If you’ve attributed headaches, neck pain and clenched teeth to stress, you may want to look into a particular disorder that has been linked to those symptoms. Temporomandibular Joint Disorder (TMD OR TMJ) relates to problems with the joint that connects the lower and upper jaws. “Any type of misalignment of the bite can be a factor,” says Dr. Ruth Gomes, a dentist practicing at Viva Smiles in Clayton. “Misaligned or missing teeth are contributing factors, for example.”
TMJ causes a surprisingly wide array of symptoms, including pain in the face and neck, clicking or popping of the jaw, clenching or grinding, swallowing problems, dizziness, ringing in the ears, tingling of the fingertips, and nervousness or insomnia.
Some patients get immediate relief from Transcutaneous Electrical Nerve Stimulation (TENS), a widely used pain management tool. TENS helps relax the jaw and relieve discomfort. Gomes’ diagnostic and treatment approach includes computerized technology that records the lower jaw’s movements and how it closes in relation to the upper jaw.
“I then identify a new jaw position that leaves the patient’s jaw muscle in a more relaxed state,” she explains. “This is done by fitting the patient with a plastic jaw-repositioning appliance that is custom designed and fitted. In the majority of cases, our patients see incredible improvements of their TMD symptoms the day after they start wearing the appliance.”
While this technique is successful for many patients, other options include reshaping the enamel of the teeth; ‘reconstruction,’ which involves replacing missing teeth or making the teeth higher by using crowns to permanently realign the bite; and moving teeth to optimal position with orthodontic appliances, such as braces or Invisalign.

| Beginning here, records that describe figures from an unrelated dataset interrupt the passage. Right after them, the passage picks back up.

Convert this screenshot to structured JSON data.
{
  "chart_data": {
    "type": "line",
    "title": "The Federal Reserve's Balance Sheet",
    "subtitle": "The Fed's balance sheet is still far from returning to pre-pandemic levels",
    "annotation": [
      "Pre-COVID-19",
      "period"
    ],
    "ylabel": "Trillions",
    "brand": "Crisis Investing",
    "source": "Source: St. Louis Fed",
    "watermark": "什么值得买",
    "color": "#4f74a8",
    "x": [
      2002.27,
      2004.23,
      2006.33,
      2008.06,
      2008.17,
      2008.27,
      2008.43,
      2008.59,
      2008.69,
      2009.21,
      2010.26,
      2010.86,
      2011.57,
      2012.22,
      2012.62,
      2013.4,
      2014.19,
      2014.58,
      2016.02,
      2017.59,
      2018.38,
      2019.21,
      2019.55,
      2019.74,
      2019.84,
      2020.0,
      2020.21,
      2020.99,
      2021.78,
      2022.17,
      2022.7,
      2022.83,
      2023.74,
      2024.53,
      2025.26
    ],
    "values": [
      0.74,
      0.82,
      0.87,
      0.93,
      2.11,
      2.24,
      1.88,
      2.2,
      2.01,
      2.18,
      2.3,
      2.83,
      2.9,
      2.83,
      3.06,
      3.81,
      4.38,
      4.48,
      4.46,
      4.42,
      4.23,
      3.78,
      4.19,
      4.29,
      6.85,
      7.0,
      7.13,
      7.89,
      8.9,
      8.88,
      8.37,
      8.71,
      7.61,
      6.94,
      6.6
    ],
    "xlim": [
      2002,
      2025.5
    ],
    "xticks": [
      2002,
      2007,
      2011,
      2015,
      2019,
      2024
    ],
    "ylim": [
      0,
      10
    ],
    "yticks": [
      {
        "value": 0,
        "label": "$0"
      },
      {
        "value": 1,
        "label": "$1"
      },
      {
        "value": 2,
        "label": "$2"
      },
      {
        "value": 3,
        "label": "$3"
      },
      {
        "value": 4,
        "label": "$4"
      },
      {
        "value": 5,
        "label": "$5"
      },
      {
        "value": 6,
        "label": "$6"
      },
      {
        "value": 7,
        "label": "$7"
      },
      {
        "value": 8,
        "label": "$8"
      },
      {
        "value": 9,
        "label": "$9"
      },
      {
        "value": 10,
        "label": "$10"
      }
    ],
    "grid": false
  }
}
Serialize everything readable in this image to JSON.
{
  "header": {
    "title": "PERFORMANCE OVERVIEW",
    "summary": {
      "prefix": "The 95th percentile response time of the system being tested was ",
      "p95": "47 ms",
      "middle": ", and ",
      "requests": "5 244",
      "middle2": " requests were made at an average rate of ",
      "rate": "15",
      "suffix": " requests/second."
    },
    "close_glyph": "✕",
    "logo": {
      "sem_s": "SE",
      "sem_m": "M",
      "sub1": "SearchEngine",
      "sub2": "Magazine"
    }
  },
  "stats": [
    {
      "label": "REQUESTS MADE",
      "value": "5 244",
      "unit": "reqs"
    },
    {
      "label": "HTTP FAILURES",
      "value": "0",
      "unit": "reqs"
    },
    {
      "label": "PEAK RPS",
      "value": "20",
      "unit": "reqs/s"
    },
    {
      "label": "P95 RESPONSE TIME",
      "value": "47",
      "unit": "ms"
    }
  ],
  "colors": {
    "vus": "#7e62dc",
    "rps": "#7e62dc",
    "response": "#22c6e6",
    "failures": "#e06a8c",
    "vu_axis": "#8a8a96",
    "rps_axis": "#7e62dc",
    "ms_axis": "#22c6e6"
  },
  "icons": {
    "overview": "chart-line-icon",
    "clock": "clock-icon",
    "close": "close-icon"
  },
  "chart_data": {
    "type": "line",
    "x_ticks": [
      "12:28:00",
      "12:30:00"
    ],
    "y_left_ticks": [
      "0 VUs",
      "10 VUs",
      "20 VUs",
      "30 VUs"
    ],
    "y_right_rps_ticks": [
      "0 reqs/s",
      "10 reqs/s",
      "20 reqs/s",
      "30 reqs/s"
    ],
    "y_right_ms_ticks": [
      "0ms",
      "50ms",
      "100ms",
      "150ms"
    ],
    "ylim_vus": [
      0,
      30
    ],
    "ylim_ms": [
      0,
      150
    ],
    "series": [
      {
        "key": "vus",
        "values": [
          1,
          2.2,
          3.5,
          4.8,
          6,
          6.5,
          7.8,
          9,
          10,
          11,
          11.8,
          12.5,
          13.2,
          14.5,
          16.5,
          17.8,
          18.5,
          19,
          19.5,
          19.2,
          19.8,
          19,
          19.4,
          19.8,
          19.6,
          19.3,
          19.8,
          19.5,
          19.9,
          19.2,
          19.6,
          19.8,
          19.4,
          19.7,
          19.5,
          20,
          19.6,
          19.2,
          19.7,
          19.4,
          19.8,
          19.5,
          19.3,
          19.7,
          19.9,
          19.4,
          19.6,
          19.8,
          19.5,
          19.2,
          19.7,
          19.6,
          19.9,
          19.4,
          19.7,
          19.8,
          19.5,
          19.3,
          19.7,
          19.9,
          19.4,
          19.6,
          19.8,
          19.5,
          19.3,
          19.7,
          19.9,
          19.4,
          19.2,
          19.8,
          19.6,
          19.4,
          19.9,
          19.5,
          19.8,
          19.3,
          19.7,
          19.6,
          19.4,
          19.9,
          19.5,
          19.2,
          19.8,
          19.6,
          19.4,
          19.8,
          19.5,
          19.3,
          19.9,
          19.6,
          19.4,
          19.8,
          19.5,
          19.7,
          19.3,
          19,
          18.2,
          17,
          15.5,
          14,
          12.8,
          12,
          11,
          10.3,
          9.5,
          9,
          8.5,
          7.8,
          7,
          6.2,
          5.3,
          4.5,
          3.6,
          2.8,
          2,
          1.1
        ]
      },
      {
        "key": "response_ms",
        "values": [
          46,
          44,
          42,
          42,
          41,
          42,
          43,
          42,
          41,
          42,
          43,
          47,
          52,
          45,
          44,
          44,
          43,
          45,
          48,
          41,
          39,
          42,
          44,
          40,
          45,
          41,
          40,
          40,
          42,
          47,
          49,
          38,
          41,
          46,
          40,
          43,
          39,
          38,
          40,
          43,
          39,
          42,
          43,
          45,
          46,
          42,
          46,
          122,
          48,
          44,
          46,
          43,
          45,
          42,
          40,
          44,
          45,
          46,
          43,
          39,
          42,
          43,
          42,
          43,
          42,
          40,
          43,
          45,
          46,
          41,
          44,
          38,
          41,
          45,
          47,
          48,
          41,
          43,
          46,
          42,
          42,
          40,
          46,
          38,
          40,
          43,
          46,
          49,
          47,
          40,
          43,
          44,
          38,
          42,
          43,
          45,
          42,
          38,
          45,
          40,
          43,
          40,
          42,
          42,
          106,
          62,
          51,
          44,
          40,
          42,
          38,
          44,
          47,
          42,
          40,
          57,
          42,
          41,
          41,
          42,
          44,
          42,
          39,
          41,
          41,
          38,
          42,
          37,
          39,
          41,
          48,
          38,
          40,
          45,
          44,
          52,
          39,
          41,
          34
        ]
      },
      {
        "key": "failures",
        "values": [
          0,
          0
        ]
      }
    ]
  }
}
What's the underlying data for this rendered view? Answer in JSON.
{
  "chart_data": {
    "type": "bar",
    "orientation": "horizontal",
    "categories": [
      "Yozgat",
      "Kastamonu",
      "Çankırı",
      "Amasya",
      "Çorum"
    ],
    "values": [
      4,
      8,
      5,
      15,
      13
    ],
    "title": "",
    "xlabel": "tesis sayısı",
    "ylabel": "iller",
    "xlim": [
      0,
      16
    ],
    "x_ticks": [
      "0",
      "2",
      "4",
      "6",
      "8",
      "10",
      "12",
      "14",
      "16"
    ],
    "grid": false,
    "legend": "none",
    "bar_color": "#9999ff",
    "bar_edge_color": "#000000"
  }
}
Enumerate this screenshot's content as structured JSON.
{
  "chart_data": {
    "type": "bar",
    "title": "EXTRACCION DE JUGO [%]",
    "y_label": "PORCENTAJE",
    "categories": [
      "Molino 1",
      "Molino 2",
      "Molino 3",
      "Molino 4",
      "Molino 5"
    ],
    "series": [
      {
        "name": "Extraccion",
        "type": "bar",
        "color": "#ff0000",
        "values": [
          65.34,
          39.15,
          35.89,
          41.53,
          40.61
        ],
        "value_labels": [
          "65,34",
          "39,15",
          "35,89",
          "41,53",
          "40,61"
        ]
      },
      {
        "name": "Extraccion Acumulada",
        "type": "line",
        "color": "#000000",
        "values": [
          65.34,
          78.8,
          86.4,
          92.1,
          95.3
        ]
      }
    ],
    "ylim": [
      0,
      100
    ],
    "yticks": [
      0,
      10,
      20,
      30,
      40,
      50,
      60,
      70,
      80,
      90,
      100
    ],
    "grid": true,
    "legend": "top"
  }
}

Some chiropractors also treat TMJ. “All dentists, chiropractors and medical doctors specialize in different treatment regimens that don’t always duplicate each other,” says Matthew Berman, D.C., of Berman Chiropractic & Wellness. “If you have TMD, every time you open and close your mouth you put wear on the tissues of the joint. This can cause severe problems if not treated properly.”
Berman notes that chiropractors specialize in bone and joint issues, so they are well suited to assess and treat TMJ. Like Gomes, Berman begins with a thorough medical history and chiropractic exam. He also considers lifestyle issues in determining potential causes of the disorder. “If your TMJ is related to stress, several muscle-relieving exercises or stress-relieving therapies may be diagnosed,” he says. “One of the main therapies would be massage. Treatments such as heat, ice, electric stimulation and ultrasound are used when needed. The emphasis is on rehabilitation and return of motion.”
Berman uses a treatment protocol that includes facial and cranial muscle releases and techniques that involve a gentle touch to the cranial and facial bones to relieve pressure and pain. “I also use cold laser therapy, which speeds recovery time, decreases pain and decreases inflammation,” he adds. Berman also considers other postural problems that may contribute to the problem. “A good rule of thumb is that the place of pain may not be the originating point of the pain,” he says. “It’s important to look at other structural issues in your body. Do you have scoliosis? Is one leg shorter than the other? Are your feet pronated or do you have foot pain? Is your pelvis rotated or do you experience back pain?”
The National Institute of Dental and Craniofacial Research (NIDCR) is working to identify risk factors that contribute to TMJ. According to the NIDCR, “The findings may lead to a better understanding of the onset and natural course of TMJ disorders and potentially to new diagnostic and treatment approaches.”